David Cassells and Lucy Cant co-founded multidisciplinary design studio Studio Cassells
– and they’re also married. The couple hails from New Zealand, where they worked on various museum spaces, as well as a set of intuitive recycling bins for offices that saw them shortlisted for New Zealand’s prestigious Best Awards
David Cassells, Co-Founder and Creative Director of Studio Cassells
After working in Shanghai, Cassells and Cant moved to Hong Kong, founding their studio here with the intention of continuing to work across disciplines. Studio Cassells is made up of an in-house team of four designers; they collaborate with designers around the world and they partner with companies such as De Vries & Partners and Story Inc. on projects for the likes of Dom Perignon and Chanel. They also work directly with brands such as leading German appliance manufacturer Miele
– they recently created the temporary event space for the Miele Laundry Care Exhibition
at ifc mall.
Lucy Cant, Co-Founder and Design Director of Studio Cassells
What's the work dynamic between you two?
LC: As a studio, we come as a team, but we bring really different skills to the table. We both come from an industrial design background, but David specialised early on in spatial design and I went into research and product design. We’ve got quite diverse backgrounds in product design, event design, and workshop special effects. That’s why we work with such broad subject matter at Studio Cassells.

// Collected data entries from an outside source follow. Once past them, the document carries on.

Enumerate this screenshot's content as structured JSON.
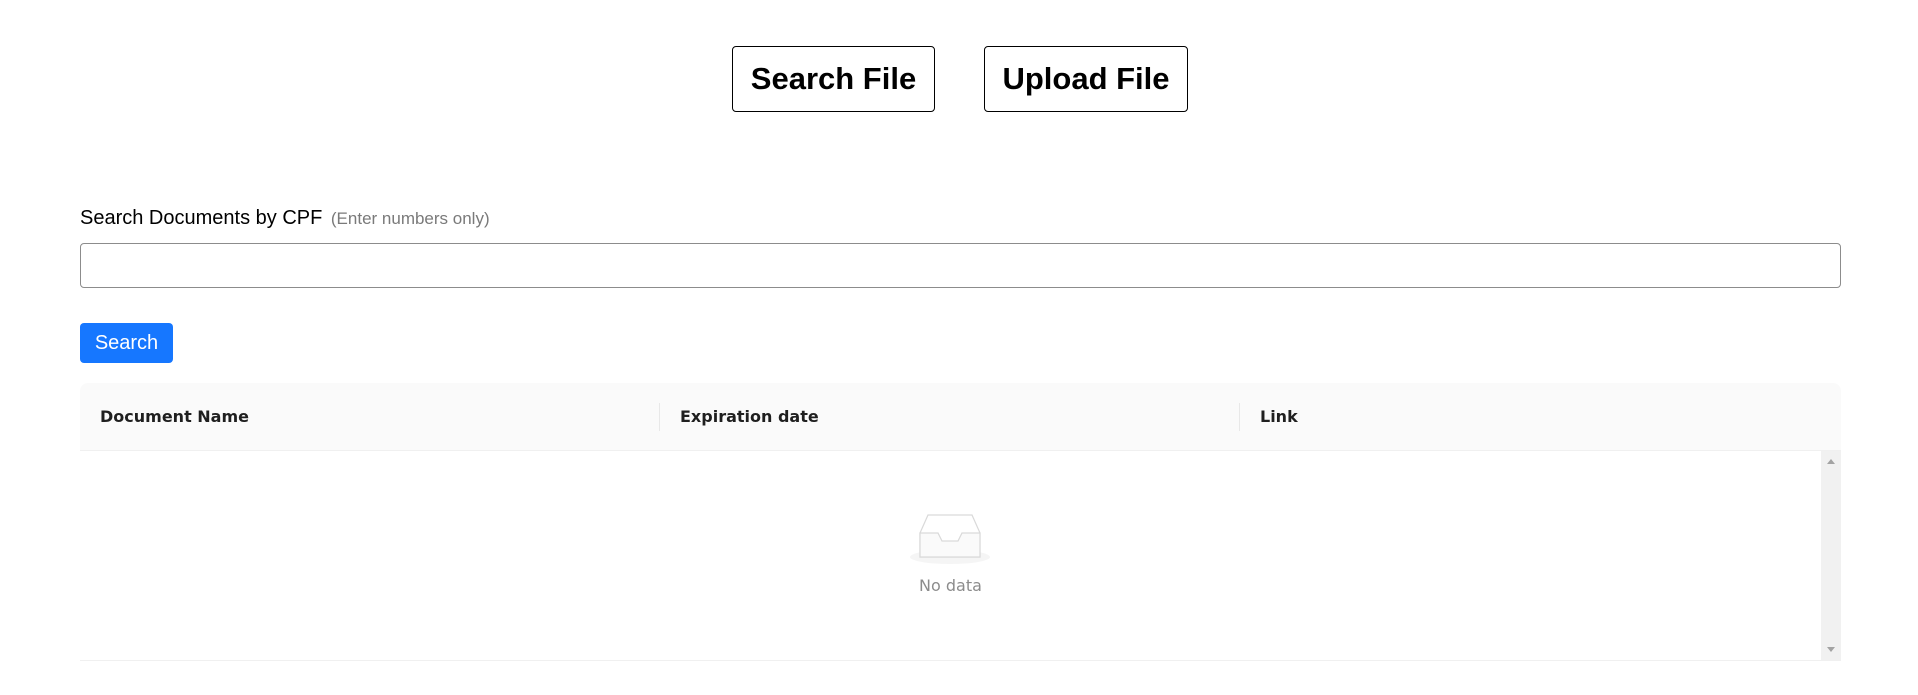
{
  "nav": {
    "search_label": "Search File",
    "upload_label": "Upload File"
  },
  "search_form": {
    "label": "Search Documents by CPF",
    "hint": "(Enter numbers only)",
    "input_value": "",
    "placeholder": "",
    "button_label": "Search"
  },
  "table": {
    "columns": [
      "Document Name",
      "Expiration date",
      "Link"
    ],
    "rows": [],
    "empty_text": "No data"
  },
  "colors": {
    "primary": "#1677ff",
    "header_bg": "#fafafa",
    "muted_text": "#8c8c8c"
  },
  "icons": {
    "empty": "inbox-icon",
    "scroll_up": "scroll-up-arrow-icon",
    "scroll_down": "scroll-down-arrow-icon"
  }
}
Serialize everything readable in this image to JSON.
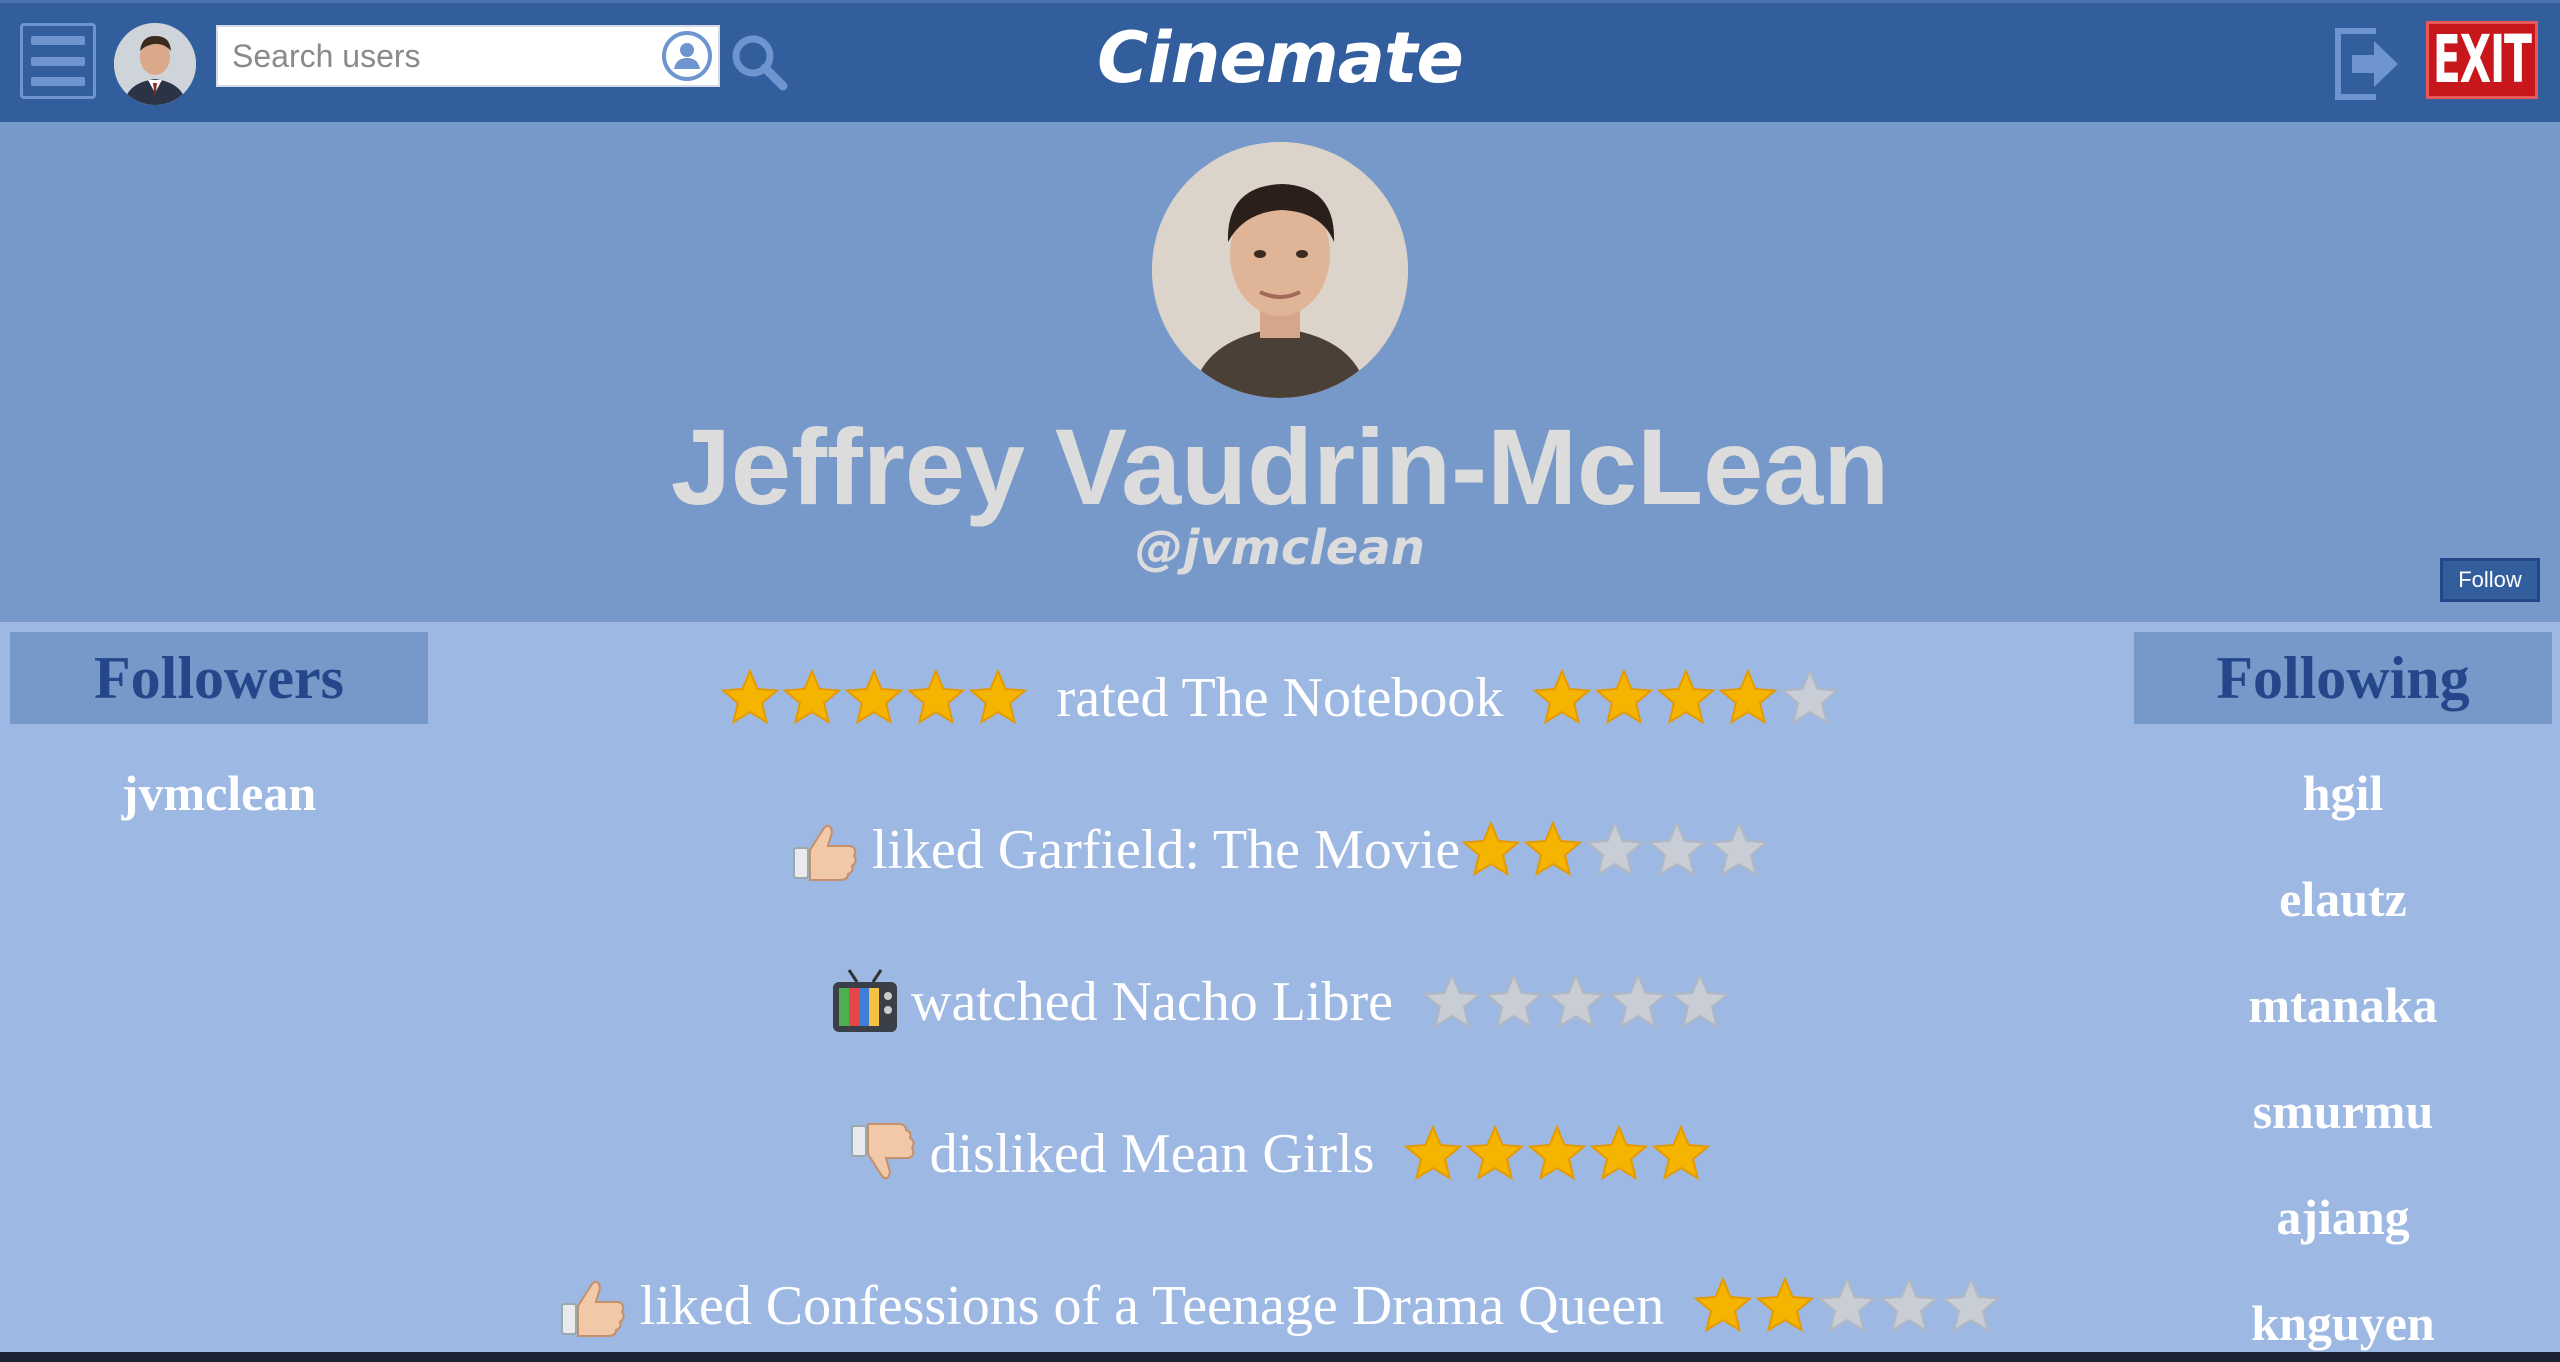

Studio Cassells recently designed Miele's event space for an exhibition at ifc mall in October 2015
When did the romance come into play?
DC: Lucy and I met at university, but we got together later on, over a particular project [in New Zealand]. It was a really cool project I was working on for a museum. It was about trying to figure out how the Maori people got all the way from Hawaiki to New Zealand on a boat. Hawaiki is a mythical place the Maoris believe they originally came from, so we had to design something that was mythological and ethereal.
I had gotten the boat design to this hair-brained point and I was like, “Lucy, how can I make this real?” She was working for Weta [Workshop, providing design and manufacturing support for films like Lord of the Rings
, Mad Max: Fury Road
and many more]. She was in the workshop side of things, running a 3D modeling department at the time. We started to get into that project, and that was it.

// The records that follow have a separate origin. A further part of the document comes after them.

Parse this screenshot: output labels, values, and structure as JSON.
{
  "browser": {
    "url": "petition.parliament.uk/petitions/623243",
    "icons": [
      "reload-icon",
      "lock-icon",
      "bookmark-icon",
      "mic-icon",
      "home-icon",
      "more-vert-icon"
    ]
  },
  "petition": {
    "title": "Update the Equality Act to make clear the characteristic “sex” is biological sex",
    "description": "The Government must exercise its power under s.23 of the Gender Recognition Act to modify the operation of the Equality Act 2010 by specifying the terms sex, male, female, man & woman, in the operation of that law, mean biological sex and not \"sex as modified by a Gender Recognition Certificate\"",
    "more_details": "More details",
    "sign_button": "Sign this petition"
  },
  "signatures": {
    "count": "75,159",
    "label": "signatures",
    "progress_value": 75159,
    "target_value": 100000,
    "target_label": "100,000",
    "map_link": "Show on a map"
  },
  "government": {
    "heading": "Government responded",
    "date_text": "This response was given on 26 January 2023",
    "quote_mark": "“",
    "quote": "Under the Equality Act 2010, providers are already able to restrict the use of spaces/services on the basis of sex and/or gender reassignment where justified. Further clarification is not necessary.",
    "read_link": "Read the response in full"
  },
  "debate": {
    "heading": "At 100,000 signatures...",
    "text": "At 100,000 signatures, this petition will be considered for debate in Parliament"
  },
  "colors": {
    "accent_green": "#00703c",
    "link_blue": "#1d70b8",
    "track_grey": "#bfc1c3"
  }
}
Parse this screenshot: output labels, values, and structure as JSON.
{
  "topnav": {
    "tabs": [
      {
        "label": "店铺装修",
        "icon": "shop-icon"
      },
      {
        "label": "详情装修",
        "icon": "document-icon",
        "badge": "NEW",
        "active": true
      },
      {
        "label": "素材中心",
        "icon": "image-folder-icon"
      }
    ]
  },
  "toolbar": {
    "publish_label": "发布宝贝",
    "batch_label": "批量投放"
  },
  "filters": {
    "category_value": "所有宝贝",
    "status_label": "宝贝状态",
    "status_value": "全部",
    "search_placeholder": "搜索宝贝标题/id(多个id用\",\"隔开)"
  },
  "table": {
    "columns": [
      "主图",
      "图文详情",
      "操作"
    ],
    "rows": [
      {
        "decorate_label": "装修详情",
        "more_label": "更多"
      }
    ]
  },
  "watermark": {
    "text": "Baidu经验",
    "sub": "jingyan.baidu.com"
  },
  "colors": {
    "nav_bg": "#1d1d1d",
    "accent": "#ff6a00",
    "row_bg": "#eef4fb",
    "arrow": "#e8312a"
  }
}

The mythical boat that took the Maori from Hawaiki to New Zealand, as envisaged by Cant and Cassells for Te Arawa Gallery at Rotorua Museum
You’ve worked on everything from museums and retail spaces to products and temporary event spaces. What do you like best?
DC: We both really love museum design. You get to tell a narrative, and you get to hang out with these people who are really cool and way smarter than you.

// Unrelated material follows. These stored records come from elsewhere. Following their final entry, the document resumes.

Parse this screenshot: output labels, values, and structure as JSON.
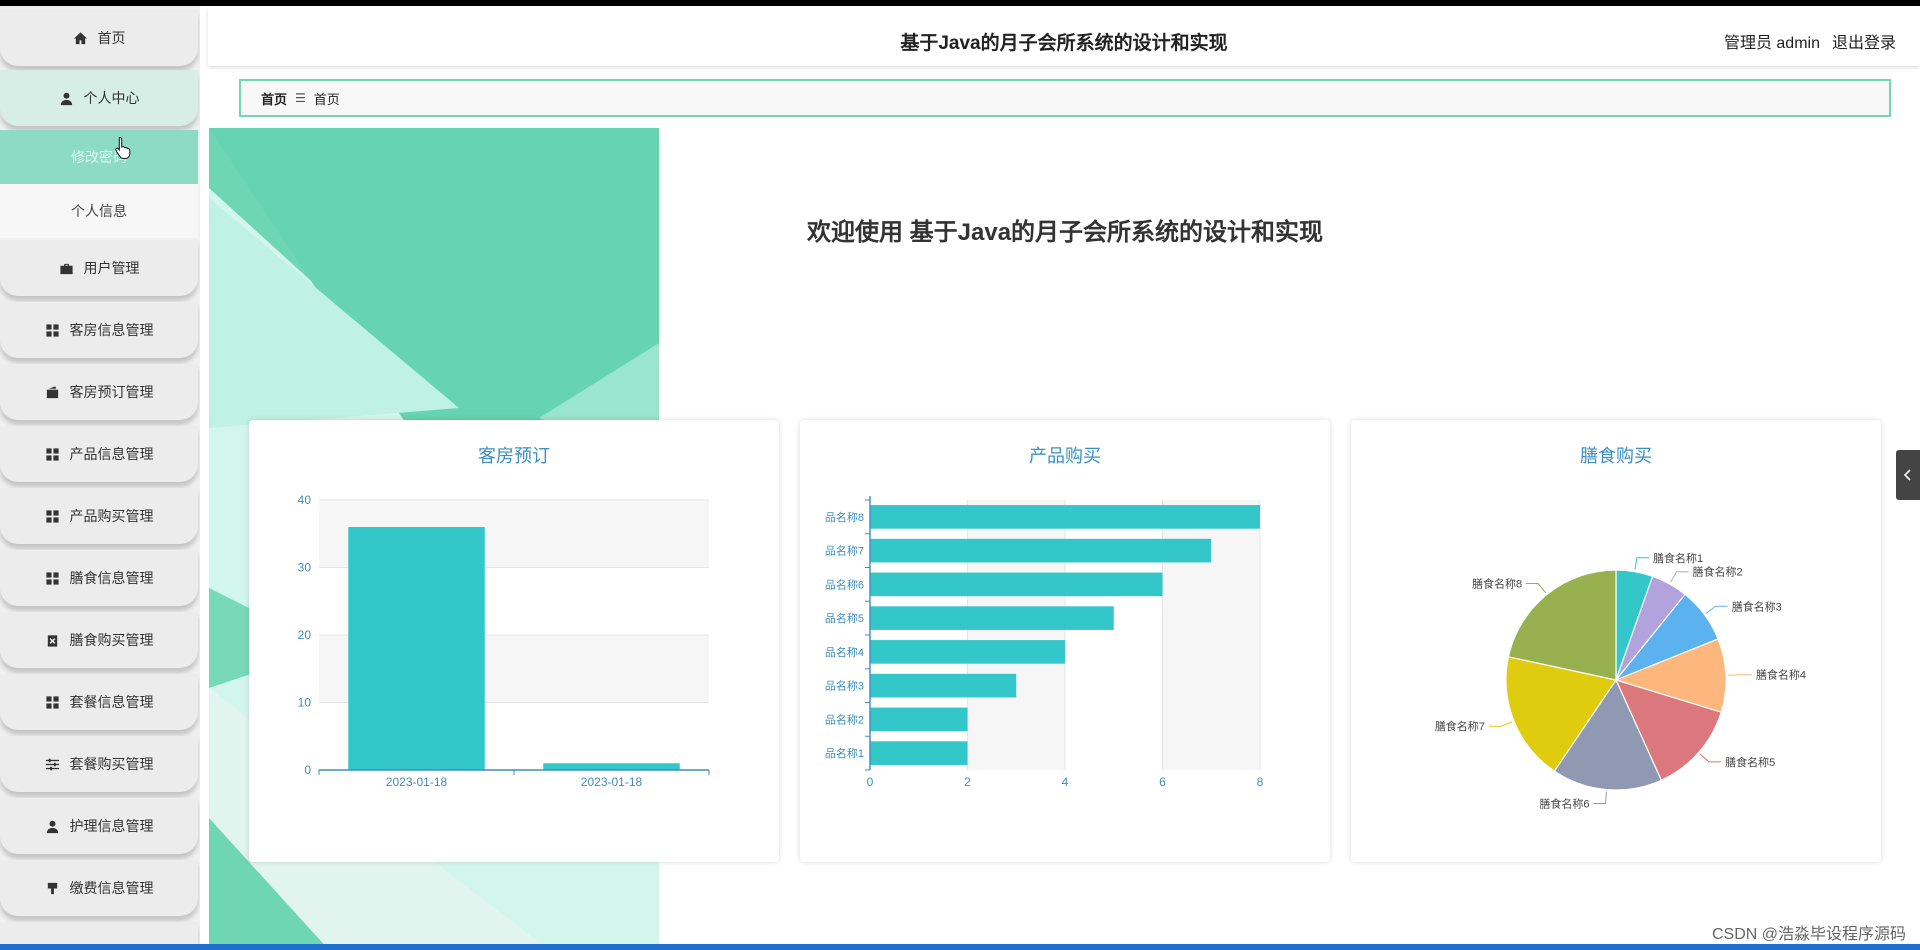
{
  "sidebar": {
    "items": [
      {
        "label": "首页",
        "icon": "home-icon"
      },
      {
        "label": "个人中心",
        "icon": "user-icon"
      },
      {
        "label": "用户管理",
        "icon": "briefcase-icon"
      },
      {
        "label": "客房信息管理",
        "icon": "grid-icon"
      },
      {
        "label": "客房预订管理",
        "icon": "wallet-icon"
      },
      {
        "label": "产品信息管理",
        "icon": "grid-icon"
      },
      {
        "label": "产品购买管理",
        "icon": "grid-icon"
      },
      {
        "label": "膳食信息管理",
        "icon": "grid-icon"
      },
      {
        "label": "膳食购买管理",
        "icon": "clipboard-icon"
      },
      {
        "label": "套餐信息管理",
        "icon": "grid-icon"
      },
      {
        "label": "套餐购买管理",
        "icon": "sliders-icon"
      },
      {
        "label": "护理信息管理",
        "icon": "user-icon"
      },
      {
        "label": "缴费信息管理",
        "icon": "stamp-icon"
      }
    ],
    "subitems": [
      {
        "label": "修改密码"
      },
      {
        "label": "个人信息"
      }
    ]
  },
  "header": {
    "title": "基于Java的月子会所系统的设计和实现",
    "user": "管理员 admin",
    "logout": "退出登录"
  },
  "breadcrumb": {
    "home": "首页",
    "current": "首页"
  },
  "welcome": "欢迎使用 基于Java的月子会所系统的设计和实现",
  "watermark": "CSDN @浩淼毕设程序源码",
  "colors": {
    "accent": "#33c7c9",
    "title_blue": "#3a8fc4",
    "breadcrumb_border": "#74d6b5"
  },
  "chart_data": [
    {
      "type": "bar",
      "title": "客房预订",
      "categories": [
        "2023-01-18",
        "2023-01-18"
      ],
      "values": [
        36,
        1
      ],
      "ylim": [
        0,
        40
      ],
      "yticks": [
        0,
        10,
        20,
        30,
        40
      ],
      "grid": true
    },
    {
      "type": "bar",
      "orientation": "horizontal",
      "title": "产品购买",
      "categories": [
        "品名称1",
        "品名称2",
        "品名称3",
        "品名称4",
        "品名称5",
        "品名称6",
        "品名称7",
        "品名称8"
      ],
      "values": [
        2,
        2,
        3,
        4,
        5,
        6,
        7,
        8
      ],
      "xlim": [
        0,
        8
      ],
      "xticks": [
        0,
        2,
        4,
        6,
        8
      ],
      "grid": true
    },
    {
      "type": "pie",
      "title": "膳食购买",
      "categories": [
        "膳食名称1",
        "膳食名称2",
        "膳食名称3",
        "膳食名称4",
        "膳食名称5",
        "膳食名称6",
        "膳食名称7",
        "膳食名称8"
      ],
      "values": [
        1,
        1,
        1.5,
        2,
        2.5,
        3,
        3.5,
        4
      ],
      "colors": [
        "#33c7c9",
        "#b3a3dc",
        "#5cb2ee",
        "#fdb77c",
        "#db787e",
        "#8f99b1",
        "#e0cc0e",
        "#97b151"
      ]
    }
  ]
}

LC: With museums, we have to soak up as much as possible about a subject and then let it all loose in our design. It’s a really lovely creative process when you get given this body of content you have to get across in some way. Then you have to sit down and figure out what’s the best possible, most engaging way to tell this story? How can it be really easily understood? And how can we make it work in this space?
DC: And you’ve got all these different technologies you can feed into museum design.
Tjapukai Aboriginal Cultural Park in Cairns. Studio Cassells created a space that allows the performers to interact with it, resulting in an immersive experience for visitors to the park
LC: We also enjoy designing for retail. That’s something we’re doing more of in Hong Kong and China. With retail, more and more people understand that the physical store is the opportunity to tell your brand story. That store is the place for you to really interact with your customers, even if they’re doing more of their shopping online. There’s such a nice crossover between this and museums, actually.
What would your dream project be, if you had no budget and no restrictions?
DC: It would be furniture. I would almost go recluse and tinker on my own elaborate furniture. I would still try to collaborate with people, but without time pressures. I’d explore new processes. Also that same approach applied to a space could be really nice as well – a space that’s fully immersive. A museum where it’s not just about creating four walls and a ceiling, it’s about doing the sculptures. I’d really like to do that with a restaurant as well. It would be a nice journey.
LC: I find it very hard to work without restrictions, full stop. I love restrictions. I like a really challenging brief, that’s what makes me tick. So I would like to get into a really grunt-y community problem, one where I had the time to do a hugely in-depth research project. So that I could further understand the root cause of the problem and go from there.
Birds flying high at the Te Ahu centre in Kaitaia, Northland, New Zealand
DC: That’s what’s quite good about us working together – it’s almost why we work together. For example, we were planning on designing a series of furniture that was flatpack-able, made of polypropylene, for Filipinos to sit on on a Sunday when they’re hanging out in Central. I was ready to get stuck in, but then Lucy said, “Wait, what does it actually mean to be a Filipino sitting there on a Sunday? You would try to spend time down there, immerse yourselves in culture, and then you’d be allowed to design.”
The recycling bins that saw Studio Cassells shortlisted for the Best Awards last year
LC: One of Dave’s amazing strengths is his ability to make things look beautiful.
DC: We definitely keep each other in line. It comes to a point and I’ll say, “That’s not pretty enough.” And with me, she’ll say, “That’s not functional enough.”